Increase Finger Strength with the Genie Hub
The hub is a “mainstream” grip tool that's in most in grip competitions. Why the hub for pinch grip, can’t we pinch a lot of different things?
The hub is a standardized form for competitive pinch grip strength, much like a barbell is a standardized form for other competitive strengths. The hub is your pinch grip barbell. We can all measure ourselves against it.
Why train with the hub to improve your pinch grip strength? Training the Genie Hub has carry over to Ninja warrior grip obstacles, rock climbing, muscular development of the forearms, and hook gripping a barbell.
The hub lift is also one of the most technical grip exercises. To do it properly, start by “chalk whispering” to your hub. We’ll provide an in-depth guide of the nuances of chalk whispering later in this blog. For now, add chalk to your hub, rub it in until no excess remains, spit on your hub (or use light amounts of water, if your mouth is dirty), rub that over the chalk, let it dry, repeat over and over again until your hub looks mummified in chalk. See below, the difference between a non-whispered hub on the left, and a chalk-whispered hub on the right.

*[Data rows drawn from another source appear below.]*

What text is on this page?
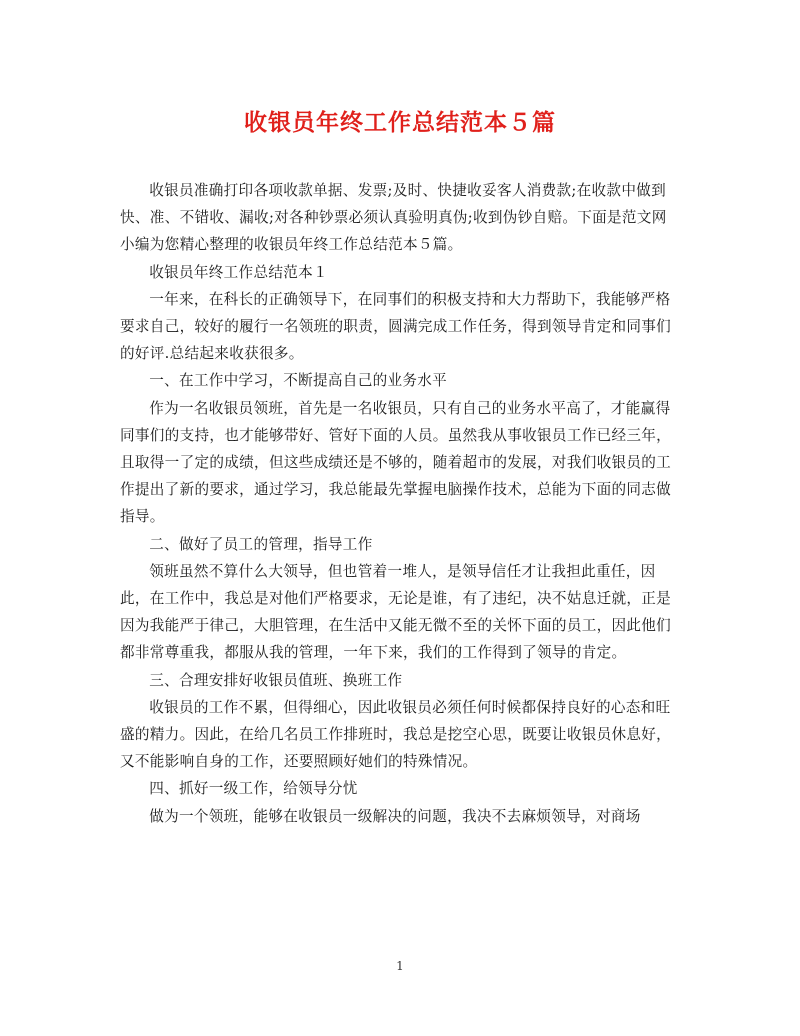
收银员年终工作总结范本５篇

收银员准确打印各项收款单据、发票;及时、快捷收妥客人消费款;在收款中做到快、准、不错收、漏收;对各种钞票必须认真验明真伪;收到伪钞自赔。下面是范文网小编为您精心整理的收银员年终工作总结范本５篇。

收银员年终工作总结范本１

一年来，在科长的正确领导下，在同事们的积极支持和大力帮助下，我能够严格要求自己，较好的履行一名领班的职责，圆满完成工作任务，得到领导肯定和同事们的好评.总结起来收获很多。

一、在工作中学习，不断提高自己的业务水平

作为一名收银员领班，首先是一名收银员，只有自己的业务水平高了，才能赢得同事们的支持，也才能够带好、管好下面的人员。虽然我从事收银员工作已经三年，且取得一了定的成绩，但这些成绩还是不够的，随着超市的发展，对我们收银员的工作提出了新的要求，通过学习，我总能最先掌握电脑操作技术，总能为下面的同志做指导。

二、做好了员工的管理，指导工作

领班虽然不算什么大领导，但也管着一堆人，是领导信任才让我担此重任，因此，在工作中，我总是对他们严格要求，无论是谁，有了违纪，决不姑息迁就，正是因为我能严于律己，大胆管理，在生活中又能无微不至的关怀下面的员工，因此他们都非常尊重我，都服从我的管理，一年下来，我们的工作得到了领导的肯定。

三、合理安排好收银员值班、换班工作

收银员的工作不累，但得细心，因此收银员必须任何时候都保持良好的心态和旺盛的精力。因此，在给几名员工作排班时，我总是挖空心思，既要让收银员休息好，又不能影响自身的工作，还要照顾好她们的特殊情况。

四、抓好一级工作，给领导分忧

做为一个领班，能够在收银员一级解决的问题，我决不去麻烦领导，对商场

1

Once your hub is well chalked, watch the video below for quick instructions to start hub lifting.
What’s a good weight to be lifting on the hub? 25 lbs (11 kgs) for women and 50 lbs (23 kgs) for men are solid benchmarks. I’ve seen hundreds of people in person try the hub, and it seems that about 1/3rd of guys can do 50 lbs on the first try. My max in a competition is 66 lbs (30 kgs). The hub is one of those rare grip lifts where hand shape and size do not matter much. Supposedly, people with very large hands are at a disadvantage, but I don’t think that’s true unless your hands are VERY large. Like… Homunculus large. The worst Hub lifter in the universe:
Thus, the hub is a great equalizing grip lift: a lift that, for the majority of people, works for most sized hands. To start training the hub, I recommend two approaches:
- The first approach is to max out and then pull several heavy singles near your max. Rest well between these reps.
- The second approach is to do timed holds. Find a weight you can hold for 6-8 seconds. Be very strict with this time range. If you can’t hold your weight for 6 seconds, decrease it. If you can hold it longer than 8 seconds, increase it. Do 3 sets with each hand with 5 minutes of rest between hands. You can alternate hands or train one hand through and then start on the other.
If you’re serious about improving your hub lift, then every 5-7 days train it. When should you max out and when should you do timed holds? Try alternating these approaches each time it’s time to train the hub. After a few cycles of this, you’ll likely find new and exciting ways for getting the most out of your time training the hub!